Heart disease risk 'develops in mid-life'
Heart disease prevention should be more focused on the long-term risks to patients, experts have suggested.
A study in the US found that while an individual may have a low chance of developing heart disease over the next five or 10 years, their lifetime risk could still be very high.
While certain factors such as age and gender are known to affect the likelihood of cardiovascular disease, the researchers said health professionals should concentrate more on risk factors that develop in younger and middle age.
Taking account of the risk factors already in place by the time patients are in their 40s could help to prevent the development of cardiovascular disease, the authors added.
Study leader Dr Jarett Berry, from the University of Texas Southwestern Medical Centre, said: “The current approach to heart disease prevention focuses on only short-term risks, which can give a false sense of security, particularly to individuals in their 40s and 50s.

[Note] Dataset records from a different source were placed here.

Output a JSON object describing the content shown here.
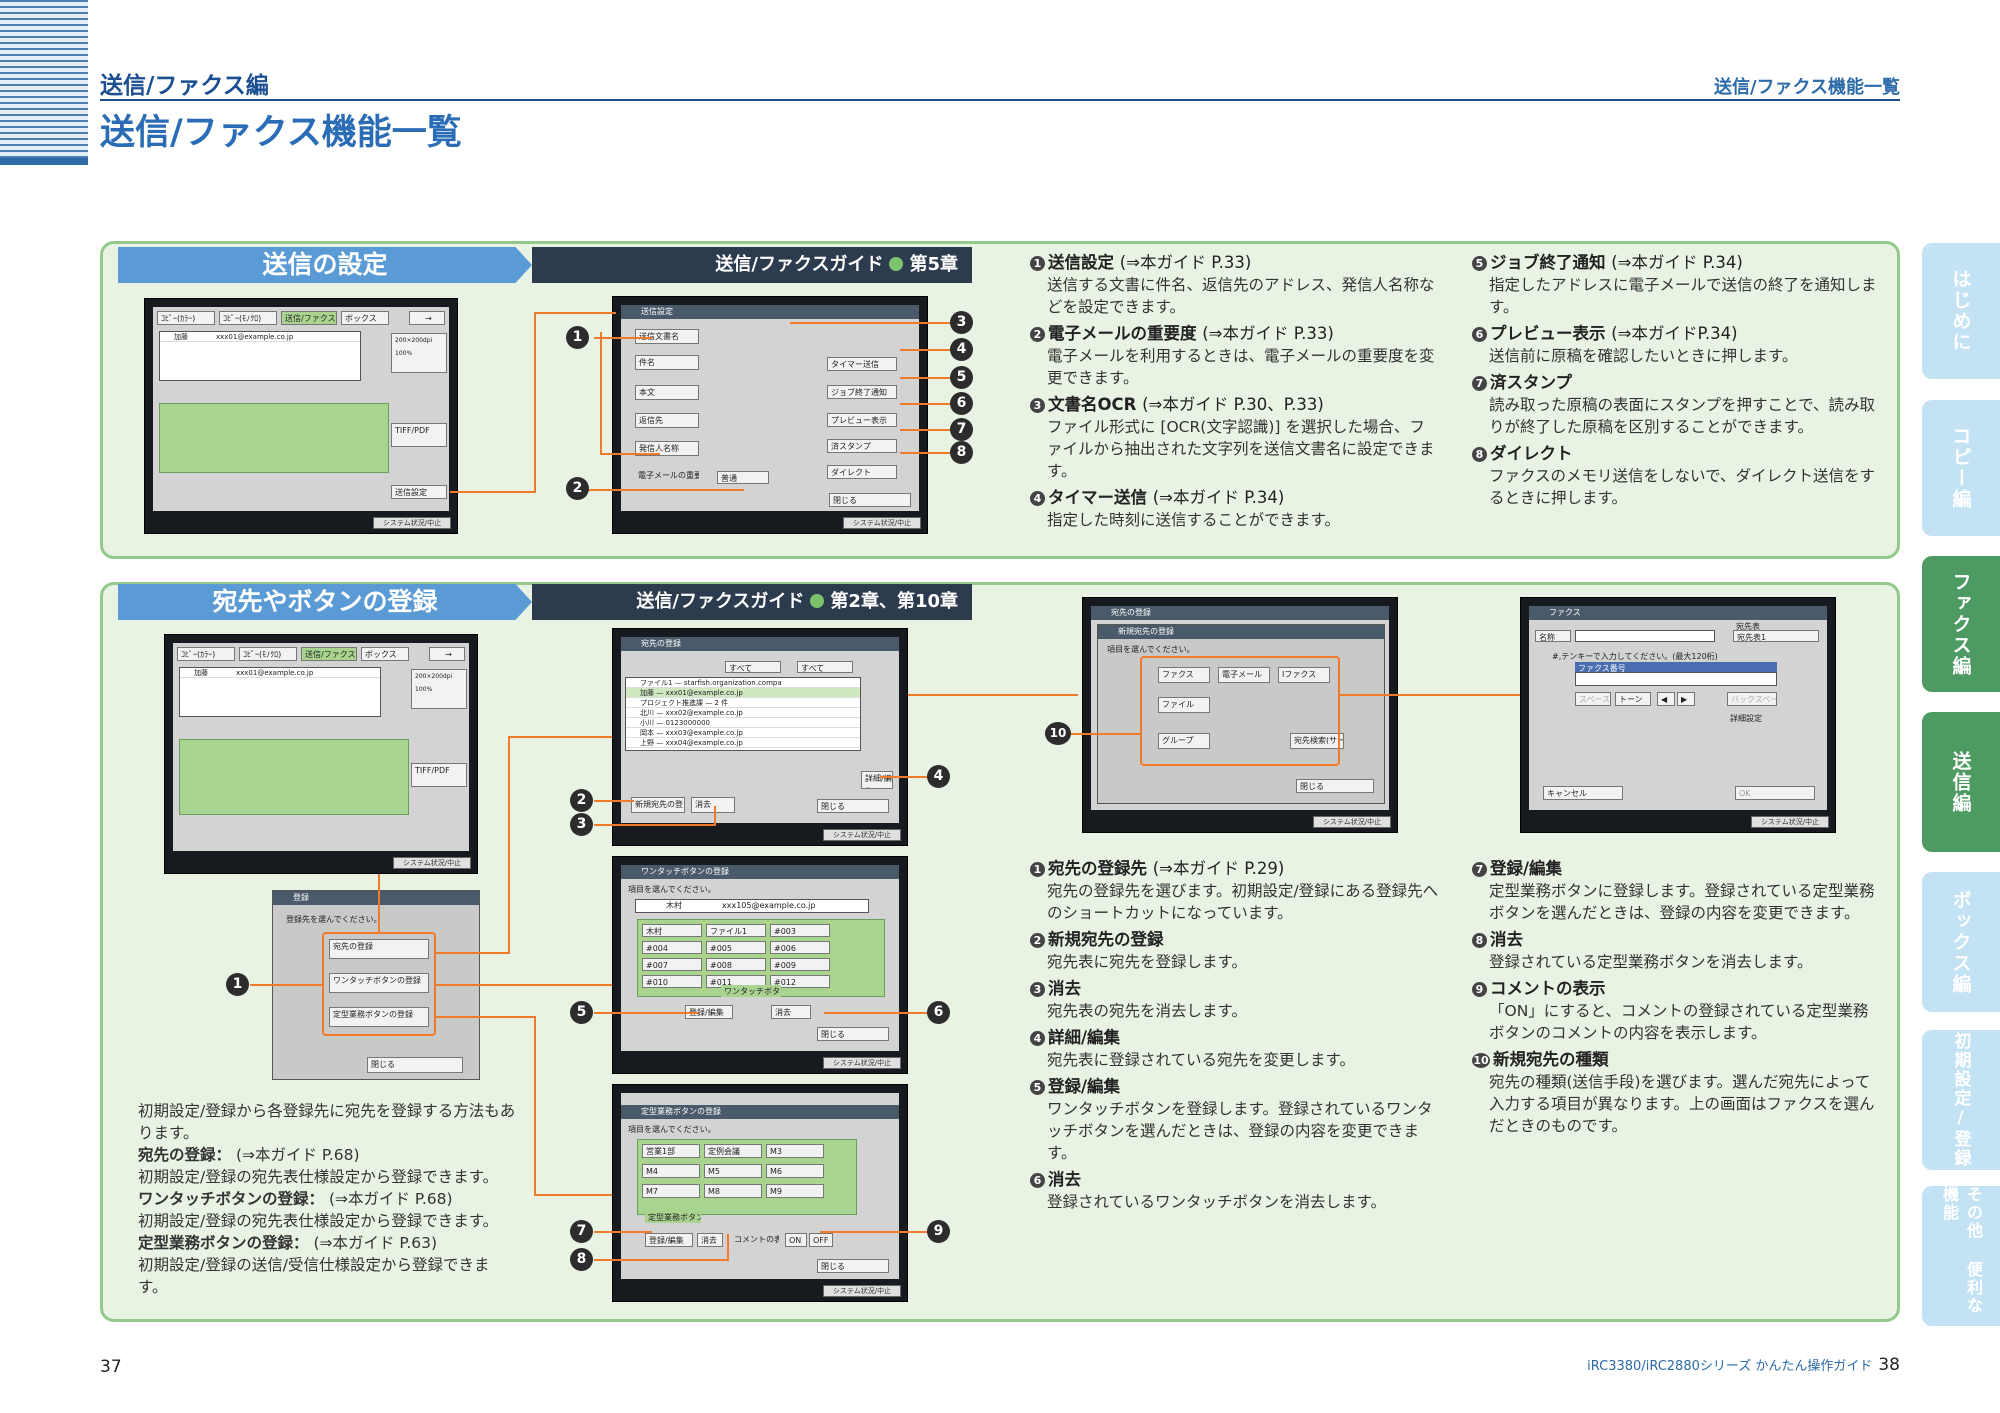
{
  "header": {
    "section": "送信/ファクス編",
    "right": "送信/ファクス機能一覧",
    "title": "送信/ファクス機能一覧"
  },
  "panel1": {
    "title": "送信の設定",
    "guide": "送信/ファクスガイド",
    "chapter": "第5章",
    "items": [
      {
        "n": "1",
        "head": "送信設定",
        "ref": "(⇒本ガイド P.33)",
        "body": "送信する文書に件名、返信先のアドレス、発信人名称などを設定できます。"
      },
      {
        "n": "2",
        "head": "電子メールの重要度",
        "ref": "(⇒本ガイド P.33)",
        "body": "電子メールを利用するときは、電子メールの重要度を変更できます。"
      },
      {
        "n": "3",
        "head": "文書名OCR",
        "ref": "(⇒本ガイド P.30、P.33)",
        "body": "ファイル形式に [OCR(文字認識)] を選択した場合、ファイルから抽出された文字列を送信文書名に設定できます。"
      },
      {
        "n": "4",
        "head": "タイマー送信",
        "ref": "(⇒本ガイド P.34)",
        "body": "指定した時刻に送信することができます。"
      },
      {
        "n": "5",
        "head": "ジョブ終了通知",
        "ref": "(⇒本ガイド P.34)",
        "body": "指定したアドレスに電子メールで送信の終了を通知します。"
      },
      {
        "n": "6",
        "head": "プレビュー表示",
        "ref": "(⇒本ガイドP.34)",
        "body": "送信前に原稿を確認したいときに押します。"
      },
      {
        "n": "7",
        "head": "済スタンプ",
        "ref": "",
        "body": "読み取った原稿の表面にスタンプを押すことで、読み取りが終了した原稿を区別することができます。"
      },
      {
        "n": "8",
        "head": "ダイレクト",
        "ref": "",
        "body": "ファクスのメモリ送信をしないで、ダイレクト送信をするときに押します。"
      }
    ]
  },
  "panel2": {
    "title": "宛先やボタンの登録",
    "guide": "送信/ファクスガイド",
    "chapter": "第2章、第10章",
    "intro": "初期設定/登録から各登録先に宛先を登録する方法もあります。",
    "regs": [
      {
        "head": "宛先の登録：",
        "ref": "(⇒本ガイド P.68)",
        "body": "初期設定/登録の宛先表仕様設定から登録できます。"
      },
      {
        "head": "ワンタッチボタンの登録：",
        "ref": "(⇒本ガイド P.68)",
        "body": "初期設定/登録の宛先表仕様設定から登録できます。"
      },
      {
        "head": "定型業務ボタンの登録：",
        "ref": "(⇒本ガイド P.63)",
        "body": "初期設定/登録の送信/受信仕様設定から登録できます。"
      }
    ],
    "items": [
      {
        "n": "1",
        "head": "宛先の登録先",
        "ref": "(⇒本ガイド P.29)",
        "body": "宛先の登録先を選びます。初期設定/登録にある登録先へのショートカットになっています。"
      },
      {
        "n": "2",
        "head": "新規宛先の登録",
        "ref": "",
        "body": "宛先表に宛先を登録します。"
      },
      {
        "n": "3",
        "head": "消去",
        "ref": "",
        "body": "宛先表の宛先を消去します。"
      },
      {
        "n": "4",
        "head": "詳細/編集",
        "ref": "",
        "body": "宛先表に登録されている宛先を変更します。"
      },
      {
        "n": "5",
        "head": "登録/編集",
        "ref": "",
        "body": "ワンタッチボタンを登録します。登録されているワンタッチボタンを選んだときは、登録の内容を変更できます。"
      },
      {
        "n": "6",
        "head": "消去",
        "ref": "",
        "body": "登録されているワンタッチボタンを消去します。"
      },
      {
        "n": "7",
        "head": "登録/編集",
        "ref": "",
        "body": "定型業務ボタンに登録します。登録されている定型業務ボタンを選んだときは、登録の内容を変更できます。"
      },
      {
        "n": "8",
        "head": "消去",
        "ref": "",
        "body": "登録されている定型業務ボタンを消去します。"
      },
      {
        "n": "9",
        "head": "コメントの表示",
        "ref": "",
        "body": "「ON」にすると、コメントの登録されている定型業務ボタンのコメントの内容を表示します。"
      },
      {
        "n": "10",
        "head": "新規宛先の種類",
        "ref": "",
        "body": "宛先の種類(送信手段)を選びます。選んだ宛先によって入力する項目が異なります。上の画面はファクスを選んだときのものです。"
      }
    ]
  },
  "screens": {
    "tabs": [
      "ｺﾋﾟｰ(ｶﾗｰ)",
      "ｺﾋﾟｰ(ﾓﾉｸﾛ)",
      "送信/ファクス",
      "ボックス",
      "→"
    ],
    "address_list": [
      {
        "name": "加藤",
        "addr": "xxx01@example.co.jp"
      }
    ],
    "send_settings": {
      "title": "送信設定",
      "fields": [
        "送信文書名",
        "件名",
        "本文",
        "返信先",
        "発信人名称",
        "電子メールの重要度"
      ],
      "importance": "普通",
      "right_btns": [
        "文書名OCR",
        "タイマー送信",
        "ジョブ終了通知",
        "プレビュー表示",
        "済スタンプ",
        "ダイレクト"
      ],
      "close": "閉じる"
    },
    "addrbook": {
      "title": "宛先の登録",
      "rows": [
        "ファイル1",
        "加藤",
        "プロジェクト推進課",
        "北川",
        "小川",
        "岡本",
        "上野"
      ],
      "addrs": [
        "starfish.organization.compa",
        "xxx01@example.co.jp",
        "2 件",
        "xxx02@example.co.jp",
        "0123000000",
        "xxx03@example.co.jp",
        "xxx04@example.co.jp"
      ],
      "new_btn": "新規宛先の登録",
      "del_btn": "消去",
      "edit_btn": "詳細/編集",
      "close": "閉じる",
      "sel1": "すべて",
      "sel2": "すべて"
    },
    "register": {
      "title": "登録",
      "prompt": "登録先を選んでください。",
      "opts": [
        "宛先の登録",
        "ワンタッチボタンの登録",
        "定型業務ボタンの登録"
      ],
      "close": "閉じる"
    },
    "onetouch": {
      "title": "ワンタッチボタンの登録",
      "prompt": "項目を選んでください。",
      "name": "木村",
      "addr": "xxx105@example.co.jp",
      "btns": [
        "木村",
        "ファイル1",
        "#003",
        "#004",
        "#005",
        "#006",
        "#007",
        "#008",
        "#009",
        "#010",
        "#011",
        "#012"
      ],
      "label": "ワンタッチボタン",
      "reg": "登録/編集",
      "del": "消去",
      "close": "閉じる"
    },
    "favorite": {
      "title": "定型業務ボタンの登録",
      "prompt": "項目を選んでください。",
      "btns": [
        "営業1部",
        "定例会議",
        "M3",
        "M4",
        "M5",
        "M6",
        "M7",
        "M8",
        "M9"
      ],
      "label": "定型業務ボタン",
      "reg": "登録/編集",
      "del": "消去",
      "comment": "コメントの表示",
      "on": "ON",
      "off": "OFF",
      "close": "閉じる"
    },
    "newaddr": {
      "title": "宛先の登録",
      "sub": "新規宛先の登録",
      "prompt": "項目を選んでください。",
      "types": [
        "ファクス",
        "電子メール",
        "Iファクス",
        "ファイル",
        "グループ",
        "宛先検索(サーバ)"
      ],
      "close": "閉じる"
    },
    "fax": {
      "title": "ファクス",
      "name_label": "名称",
      "book_label": "宛先表",
      "book": "宛先表1",
      "hint": "#,テンキーで入力してください。(最大120桁)",
      "num_label": "ファクス番号",
      "sp_labels": [
        "スペース",
        "トーン",
        "◀",
        "▶",
        "バックスペース"
      ],
      "detail": "詳細設定",
      "cancel": "キャンセル",
      "ok": "OK"
    },
    "status": "システム状況/中止"
  },
  "tabs": [
    "はじめに",
    "コピー編",
    "ファクス編",
    "送信編",
    "ボックス編",
    "初期設定/登録",
    "その他 便利な機能"
  ],
  "footer": {
    "left": "37",
    "right_brand": "iRC3380/iRC2880シリーズ かんたん操作ガイド",
    "right_page": "38"
  }
}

“Early life decisions we make can have a significant impact on the rest of our lives - and heart healthy choices are no different. The risk factors we develop in younger and middle ages are going to determine our heart disease risk across our lifetime.”
The researchers believe that their study may have important implications for both clinical practice and public health policy.
Dr Berry said: “If we want to reduce cardiovascular disease, we need to prevent the development of risk factors in the first place.
“What determines your heart disease risk when you are 70 or 80 is what your risk factors are when you’re 40.”
- Jarett B, et al. Lifetime Risks of Cardiovascular Disease. The New England Journal of Medicine 2012; Advance online publication.